President Ellen Johnson-Sirleaf closed her re-election campaign asking supporters to turn out for the vote despite an opposition boycott.

“November 8 is coming," she said. "That is your constitutional right to vote. That is one thing that the law book gives you, for you to choose your leader in a democratic process.  Nobody must tell you what to do. That is your own heart that will show you how to vote.  Vote your heart because I know that if you vote your heart and look at the thing for a long time, you may say, 'Oh, I think that Ma Ellen can do the job, oh.'”

President Sirleaf is telling voters not to allow politicians to hold Liberia hostage, and not to succumb to what she calls “fear and intimidation.”

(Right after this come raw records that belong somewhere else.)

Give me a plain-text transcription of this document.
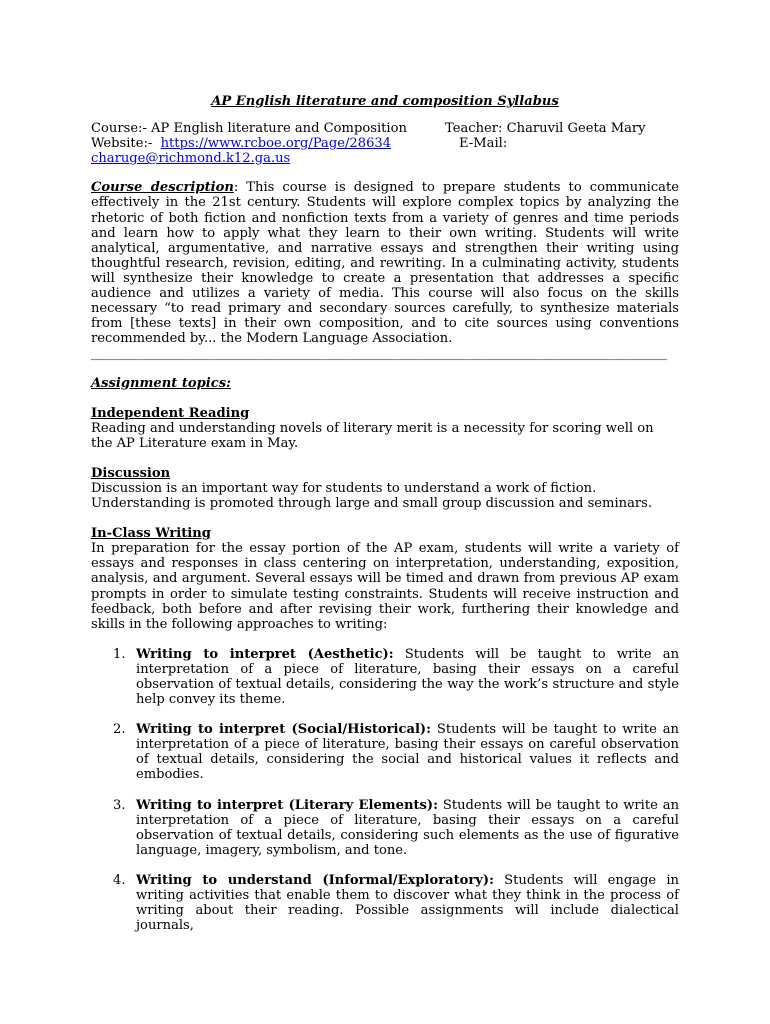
AP English literature and composition Syllabus
Course:- AP English literature and Composition	Teacher: Charuvil Geeta Mary
Website:- https://www.rcboe.org/Page/28634	E-Mail:
charuge@richmond.k12.ga.us
Course description: This course is designed to prepare students to communicate effectively in the 21st century. Students will explore complex topics by analyzing the rhetoric of both fiction and nonfiction texts from a variety of genres and time periods and learn how to apply what they learn to their own writing. Students will write analytical, argumentative, and narrative essays and strengthen their writing using thoughtful research, revision, editing, and rewriting. In a culminating activity, students will synthesize their knowledge to create a presentation that addresses a specific audience and utilizes a variety of media. This course will also focus on the skills necessary “to read primary and secondary sources carefully, to synthesize materials from [these texts] in their own composition, and to cite sources using conventions recommended by... the Modern Language Association.
________________________________________________________________________________________
Assignment topics:
Independent Reading
Reading and understanding novels of literary merit is a necessity for scoring well on the AP Literature exam in May.
Discussion
Discussion is an important way for students to understand a work of fiction. Understanding is promoted through large and small group discussion and seminars.
In-Class Writing
In preparation for the essay portion of the AP exam, students will write a variety of essays and responses in class centering on interpretation, understanding, exposition, analysis, and argument. Several essays will be timed and drawn from previous AP exam prompts in order to simulate testing constraints. Students will receive instruction and feedback, both before and after revising their work, furthering their knowledge and skills in the following approaches to writing:
1. Writing to interpret (Aesthetic): Students will be taught to write an interpretation of a piece of literature, basing their essays on a careful observation of textual details, considering the way the work’s structure and style help convey its theme.
2. Writing to interpret (Social/Historical): Students will be taught to write an interpretation of a piece of literature, basing their essays on careful observation of textual details, considering the social and historical values it reflects and embodies.
3. Writing to interpret (Literary Elements): Students will be taught to write an interpretation of a piece of literature, basing their essays on a careful observation of textual details, considering such elements as the use of figurative language, imagery, symbolism, and tone.
4. Writing to understand (Informal/Exploratory): Students will engage in writing activities that enable them to discover what they think in the process of writing about their reading. Possible assignments will include dialectical journals,
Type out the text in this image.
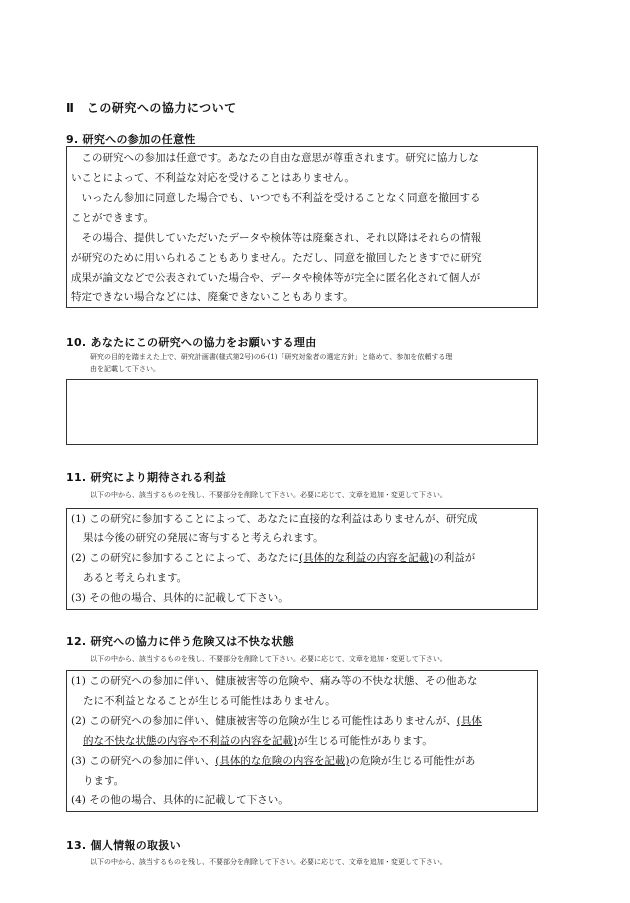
Ⅱ　この研究への協力について
9. 研究への参加の任意性
　この研究への参加は任意です。あなたの自由な意思が尊重されます。研究に協力しな
いことによって、不利益な対応を受けることはありません。
　いったん参加に同意した場合でも、いつでも不利益を受けることなく同意を撤回する
ことができます。
　その場合、提供していただいたデータや検体等は廃棄され、それ以降はそれらの情報
が研究のために用いられることもありません。ただし、同意を撤回したときすでに研究
成果が論文などで公表されていた場合や、データや検体等が完全に匿名化されて個人が
特定できない場合などには、廃棄できないこともあります。
10. あなたにこの研究への協力をお願いする理由
研究の目的を踏まえた上で、研究計画書(様式第2号)の6-(1)「研究対象者の選定方針」と絡めて、参加を依頼する理
由を記載して下さい。
11. 研究により期待される利益
以下の中から、該当するものを残し、不要部分を削除して下さい。必要に応じて、文章を追加・変更して下さい。
(1) この研究に参加することによって、あなたに直接的な利益はありませんが、研究成
果は今後の研究の発展に寄与すると考えられます。
(2) この研究に参加することによって、あなたに(具体的な利益の内容を記載)の利益が
あると考えられます。
(3) その他の場合、具体的に記載して下さい。
12. 研究への協力に伴う危険又は不快な状態
以下の中から、該当するものを残し、不要部分を削除して下さい。必要に応じて、文章を追加・変更して下さい。
(1) この研究への参加に伴い、健康被害等の危険や、痛み等の不快な状態、その他あな
たに不利益となることが生じる可能性はありません。
(2) この研究への参加に伴い、健康被害等の危険が生じる可能性はありませんが、(具体
的な不快な状態の内容や不利益の内容を記載)が生じる可能性があります。
(3) この研究への参加に伴い、(具体的な危険の内容を記載)の危険が生じる可能性があ
ります。
(4) その他の場合、具体的に記載して下さい。
13. 個人情報の取扱い
以下の中から、該当するものを残し、不要部分を削除して下さい。必要に応じて、文章を追加・変更して下さい。
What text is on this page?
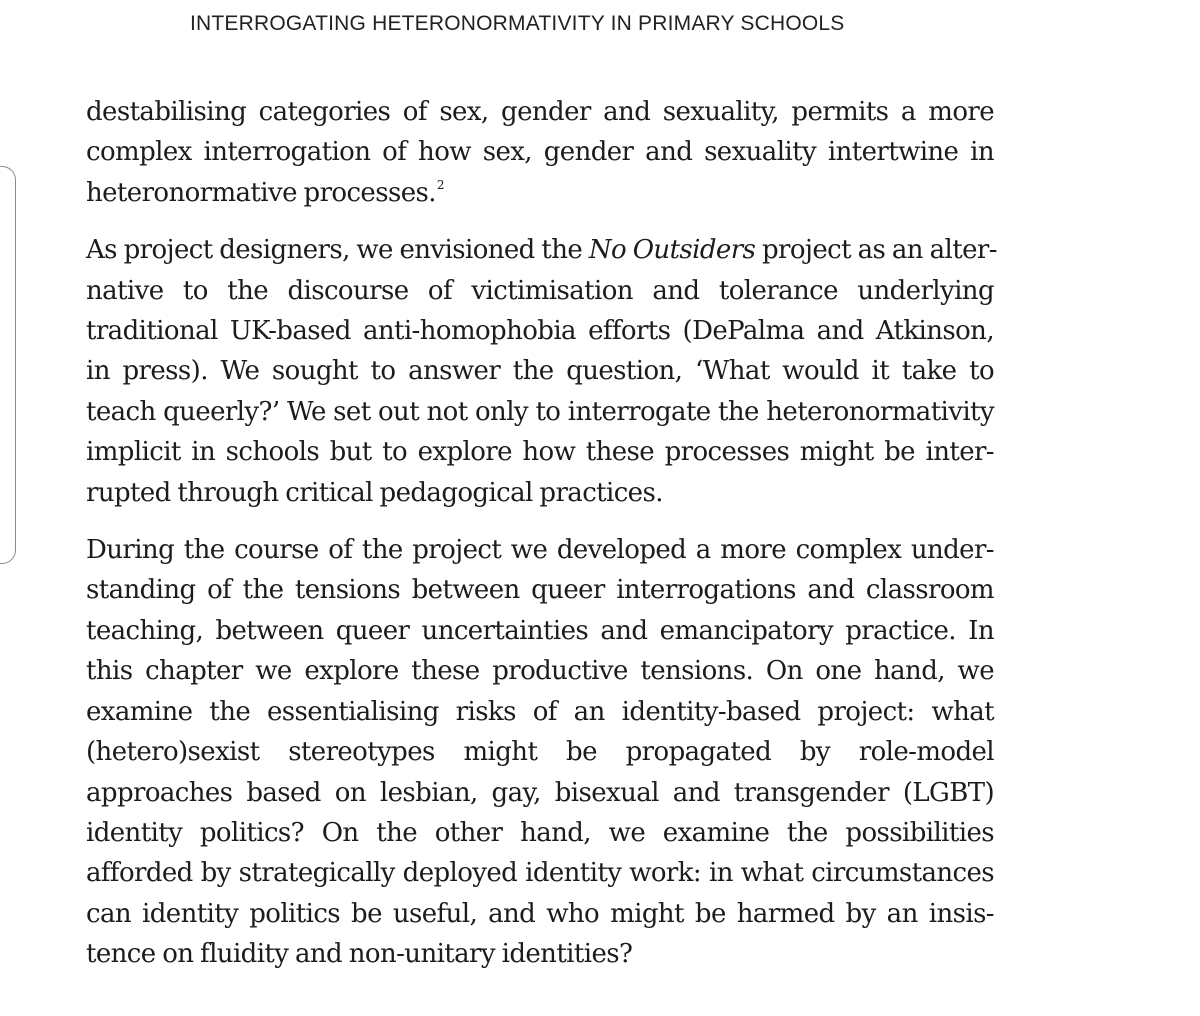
INTERROGATING HETERONORMATIVITY IN PRIMARY SCHOOLS

destabilising categories of sex, gender and sexuality, permits a more
complex interrogation of how sex, gender and sexuality intertwine in
heteronormative processes.$^2$

As project designers, we envisioned the No Outsiders project as an alter-
native to the discourse of victimisation and tolerance underlying
traditional UK-based anti-homophobia efforts (DePalma and Atkinson,
in press). We sought to answer the question, ‘What would it take to
teach queerly?’ We set out not only to interrogate the heteronormativity
implicit in schools but to explore how these processes might be inter-
rupted through critical pedagogical practices.

During the course of the project we developed a more complex under-
standing of the tensions between queer interrogations and classroom
teaching, between queer uncertainties and emancipatory practice. In
this chapter we explore these productive tensions. On one hand, we
examine the essentialising risks of an identity-based project: what
(hetero)sexist stereotypes might be propagated by role-model
approaches based on lesbian, gay, bisexual and transgender (LGBT)
identity politics? On the other hand, we examine the possibilities
afforded by strategically deployed identity work: in what circumstances
can identity politics be useful, and who might be harmed by an insis-
tence on fluidity and non-unitary identities?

But her opponent, former justice minister Winston Tubman, says it is the president who is trying to intimidate opposition supporters by calling their planed boycott unconstitutional.  He says it is the right of all voters to vote or not vote as they wish.  

Tubman says the Congress for Democratic Change party will not take part in the run-off because it will not be fair.

“We call on all CDCians and well-meaning Liberians not to legitimatize the charade that is planned for November 8th," said Tubman. "Already, thousands of our partisans are responding to our calls.”

In its boycott, Tubman says party supporters must remain peaceful in just the second nationwide election since the end of Liberia's 14-year civil war.

“The eyes of the world are on our country," said Tubman. "And we in CDC must not use violence in any way. We will achieve more by being peaceful, law-abiding, and responsible. Therefore I call on all of our members to be totally peaceful in everything that we do.”

Tubman called for government security forces and United Nations peacekeepers to refrain from threatening and intimidating CDC members as they exercise their rights of assembly, association and speech.   

President Sirleaf says Tubman's actions show he is not ready to rule.

“This election is about a choice between hope and fear, between the unlimited potential our future holds and the ugly aspects of our past, a past where we were denied the right to vote,” she said.

The president says Tubman is falsely claiming fraud and as a reason to boycott. She says what he is really doing is forfeiting his right to the run-off because he fears defeat.

Tubman says he has no choice but to boycott the poll because electoral officials have not properly investigated his party's allegations of vote fraud from the first round, including what he says were doctored tally sheets.

Electoral observers from the Carter Center and the Economic Community of West African States say the vote was largely free and fair.

The U.S. State Department says allegations of vote fraud are unsubstantiated, and Washington is “deeply disappointed” by the CDC decision to boycott Tuesday's run-off.